Panelboards: 10 things to know

Panelboards are found in nearly every building and facility type. They represent a significant element in power distribution systems and it is common for most professionals and non-professionals to come in contact with them regularly. Panelboards are covered by NEC Art. 408. The typical panelboard consists of the ‘can’, the ‘interior’ or bussing, and ‘circuit breakers.’ Panelboards can be found in ratings as high as 1200 amps and provide an excellent and compact means for distributing large quantities of feeders and branch circuits. There are some fundamental characteristics to be aware of when in design and during construction. Here is a brief look.

  1. Location: Ideally, locate panelboards as close as possible to the loads they feed and in a dedicated space such as an electrical room. For low voltage panels at 208/120V, locate panels to limit excessive branch circuit runs and associated voltage drop. Consider the analogy of a tree trunk (as the feeder) and the branches (as the branch circuits). In general you get better economies of power from the feeder than from individual branch circuits. Get those panels where you need them to limit branch lengths. However, remember to try to stay away from restrooms, janitor closets, and similar areas.
  2. Interrupting rating: Otherwise known as AIC or “amperes interrupting current” is a circuit breaker rating that indicates the maximum amount of current that the breaker can safely interrupt during a fault. The panel ‘AIC’ rating is that of the lowest rated device in the panel. Multiple breakers can combine to achieve a ‘series rated’ combination but that is a topic too involved for this discussion. Pro tip: AIC is a significant cost driver that shouldn’t be overlooked when estimating equipment costs.

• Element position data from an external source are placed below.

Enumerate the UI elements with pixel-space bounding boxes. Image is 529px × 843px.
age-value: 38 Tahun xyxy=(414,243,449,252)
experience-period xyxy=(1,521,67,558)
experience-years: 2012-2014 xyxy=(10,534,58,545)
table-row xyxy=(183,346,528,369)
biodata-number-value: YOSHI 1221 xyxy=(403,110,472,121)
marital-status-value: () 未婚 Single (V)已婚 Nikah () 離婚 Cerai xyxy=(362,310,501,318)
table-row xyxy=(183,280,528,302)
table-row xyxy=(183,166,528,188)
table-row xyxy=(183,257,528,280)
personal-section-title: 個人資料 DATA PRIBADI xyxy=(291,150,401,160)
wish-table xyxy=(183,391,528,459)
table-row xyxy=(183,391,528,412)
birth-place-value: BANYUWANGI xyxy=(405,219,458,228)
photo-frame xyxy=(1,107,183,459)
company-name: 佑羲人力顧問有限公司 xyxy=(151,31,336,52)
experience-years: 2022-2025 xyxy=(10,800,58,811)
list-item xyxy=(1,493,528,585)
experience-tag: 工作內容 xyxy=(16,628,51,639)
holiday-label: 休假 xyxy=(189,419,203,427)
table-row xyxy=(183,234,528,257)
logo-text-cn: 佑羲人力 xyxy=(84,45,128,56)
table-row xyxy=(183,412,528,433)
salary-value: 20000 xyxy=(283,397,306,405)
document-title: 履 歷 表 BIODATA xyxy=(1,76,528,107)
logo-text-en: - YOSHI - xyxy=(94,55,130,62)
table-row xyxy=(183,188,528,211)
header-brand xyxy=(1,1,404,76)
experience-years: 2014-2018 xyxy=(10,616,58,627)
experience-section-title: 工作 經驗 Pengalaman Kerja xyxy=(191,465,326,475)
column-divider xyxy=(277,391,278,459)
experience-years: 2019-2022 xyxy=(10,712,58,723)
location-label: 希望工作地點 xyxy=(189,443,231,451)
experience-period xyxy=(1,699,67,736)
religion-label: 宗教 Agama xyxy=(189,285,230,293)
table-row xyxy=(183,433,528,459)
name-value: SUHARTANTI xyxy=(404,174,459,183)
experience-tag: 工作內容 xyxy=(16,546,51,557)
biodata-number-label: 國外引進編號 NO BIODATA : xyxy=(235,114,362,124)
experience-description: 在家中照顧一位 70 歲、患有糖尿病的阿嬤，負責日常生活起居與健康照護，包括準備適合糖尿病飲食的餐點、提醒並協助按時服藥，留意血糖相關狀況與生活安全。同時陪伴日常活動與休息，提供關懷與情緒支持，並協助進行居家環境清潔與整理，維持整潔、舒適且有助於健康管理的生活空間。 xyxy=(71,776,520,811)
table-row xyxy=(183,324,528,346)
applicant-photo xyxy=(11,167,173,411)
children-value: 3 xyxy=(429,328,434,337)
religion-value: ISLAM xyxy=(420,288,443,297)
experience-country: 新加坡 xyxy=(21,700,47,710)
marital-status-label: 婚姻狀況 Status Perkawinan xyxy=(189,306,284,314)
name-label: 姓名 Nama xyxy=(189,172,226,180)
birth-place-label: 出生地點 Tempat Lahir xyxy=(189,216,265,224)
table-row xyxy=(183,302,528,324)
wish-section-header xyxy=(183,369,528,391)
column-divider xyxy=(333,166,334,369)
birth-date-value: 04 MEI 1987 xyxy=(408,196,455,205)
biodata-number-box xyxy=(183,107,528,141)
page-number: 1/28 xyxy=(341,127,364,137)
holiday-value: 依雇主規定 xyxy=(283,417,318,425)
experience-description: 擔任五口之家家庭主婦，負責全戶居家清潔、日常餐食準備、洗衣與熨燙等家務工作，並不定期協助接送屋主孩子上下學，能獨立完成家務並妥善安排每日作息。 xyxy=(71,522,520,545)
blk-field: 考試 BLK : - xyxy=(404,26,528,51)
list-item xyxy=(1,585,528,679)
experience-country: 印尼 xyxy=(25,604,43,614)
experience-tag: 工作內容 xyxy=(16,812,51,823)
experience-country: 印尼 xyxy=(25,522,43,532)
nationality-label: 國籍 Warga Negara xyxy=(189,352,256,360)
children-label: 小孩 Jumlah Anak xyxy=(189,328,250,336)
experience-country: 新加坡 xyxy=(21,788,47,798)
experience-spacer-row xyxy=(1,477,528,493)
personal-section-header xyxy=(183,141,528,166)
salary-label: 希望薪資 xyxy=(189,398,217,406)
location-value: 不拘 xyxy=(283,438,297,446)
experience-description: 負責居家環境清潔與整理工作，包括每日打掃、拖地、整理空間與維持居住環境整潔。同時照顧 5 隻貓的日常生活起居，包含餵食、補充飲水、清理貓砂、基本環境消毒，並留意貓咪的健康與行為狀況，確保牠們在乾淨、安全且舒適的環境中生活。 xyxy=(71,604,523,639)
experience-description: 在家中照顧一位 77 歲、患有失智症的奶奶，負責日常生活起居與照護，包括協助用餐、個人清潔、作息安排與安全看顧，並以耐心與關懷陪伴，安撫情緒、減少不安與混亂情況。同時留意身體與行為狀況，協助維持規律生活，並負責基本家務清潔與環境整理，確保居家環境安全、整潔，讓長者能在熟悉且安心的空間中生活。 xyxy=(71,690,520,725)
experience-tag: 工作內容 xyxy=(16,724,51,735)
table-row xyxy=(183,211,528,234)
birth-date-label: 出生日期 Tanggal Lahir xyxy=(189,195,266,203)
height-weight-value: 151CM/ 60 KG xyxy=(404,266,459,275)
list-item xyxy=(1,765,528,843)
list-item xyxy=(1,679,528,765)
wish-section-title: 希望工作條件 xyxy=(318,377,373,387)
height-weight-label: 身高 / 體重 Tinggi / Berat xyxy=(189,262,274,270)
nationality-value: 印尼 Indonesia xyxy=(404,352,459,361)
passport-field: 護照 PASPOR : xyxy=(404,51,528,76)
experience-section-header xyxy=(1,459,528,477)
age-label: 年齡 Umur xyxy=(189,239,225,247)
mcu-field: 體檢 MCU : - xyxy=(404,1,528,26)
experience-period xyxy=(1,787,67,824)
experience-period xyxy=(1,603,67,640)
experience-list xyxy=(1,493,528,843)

  3. Accessories: Many panelboards can accommodate lighting controls, metering, surge protection, sub feed and feed through lugs. You might need or want these.
  4. Ratings: Of course this sounds obvious. Voltage, current, etc. However, make sure to match a 3 wire system to 3 wire panel and same for 4 wire system. A 3 wire system may function using a 4 wire panel but the code (and likely your inspector) wont permit it. Panelboards with three phase high leg systems require the high leg be marked per the NEC.
  5. Mounting: Flush or surface? Remember to provide at least a 6″ deep wall for flush mounting a standard sized panel which is typically 5-3/4″ deep. The ‘semi-flush option’ resulting from the panel sticking out 2 inches beyond the wall isn’t pretty and usually requires some trim out to help reduce the silly appearance.
  6. Enclosures: Various NEMA ratings are available. Indoors, NEMA 1. Outdoors, NEMA 3R. There are explosionproof panelboards and also corrosion resistant panelboards for locations such as marinas and chemical process areas. Many times it is not possible to keep the panels remote from the environment (see item 1 above) due to excessive distance.
  7. Height: Although not a common issue, the maximum breaker mounting height is 6′-7″ as per NEC Article 404.8.  So, consider this when installing the taller varieties. Impress your friends at cocktail parties with that one.
  8. Branch circuits quantities: Since the 42 circuit rule was eliminated  in recent code cycles, panelboards of the lighting and appliance type can have as many branch circuits as available from the manufacturer (in most cases) provided item #7 (above) is met. More often than not the panelboard runs out physical breaker space before ampacity. Being able to add additional breakers can provide some much needed flexibility. However, with all good things comes moderation. Pro tip: Always include spare breakers and/or prepared space when specifying new panels. Half of these will likely be used before the panel is ever put into service.
  9. Working clearance: 30″ width minimum is always required and can be measured from either side of the can. The voltage level and condition dictate the required depth in front of the panel (measured from the face) as outlined in NEC Article 110.26. For 208V systems 36″ is the maximum depth required. 480V systems require 36″, 42″, or 48″ depth depending on whether the area in front of panel is clear, has grounded system, or other live parts. There is also dedicated equipment space required above the panel within which no foreign systems are allowed. Refer to NEC Article 110.26 for some detailed explanations and nice diagrams (annotated version of the NEC).
  10. Arc flash, incident energy, and PPE (personal protective equipment): Arc flash warning labels are required by NEC. Detailed arc flash hazard analysis which includes incident energy, hazard level, and corresponding PPE provides the most appropriate information. After an arc flash hazard analysis is completed the corresponding hazard levels, identified on the arc flash labels, will alert a worker to the corresponding personal protective equipment that should be worn.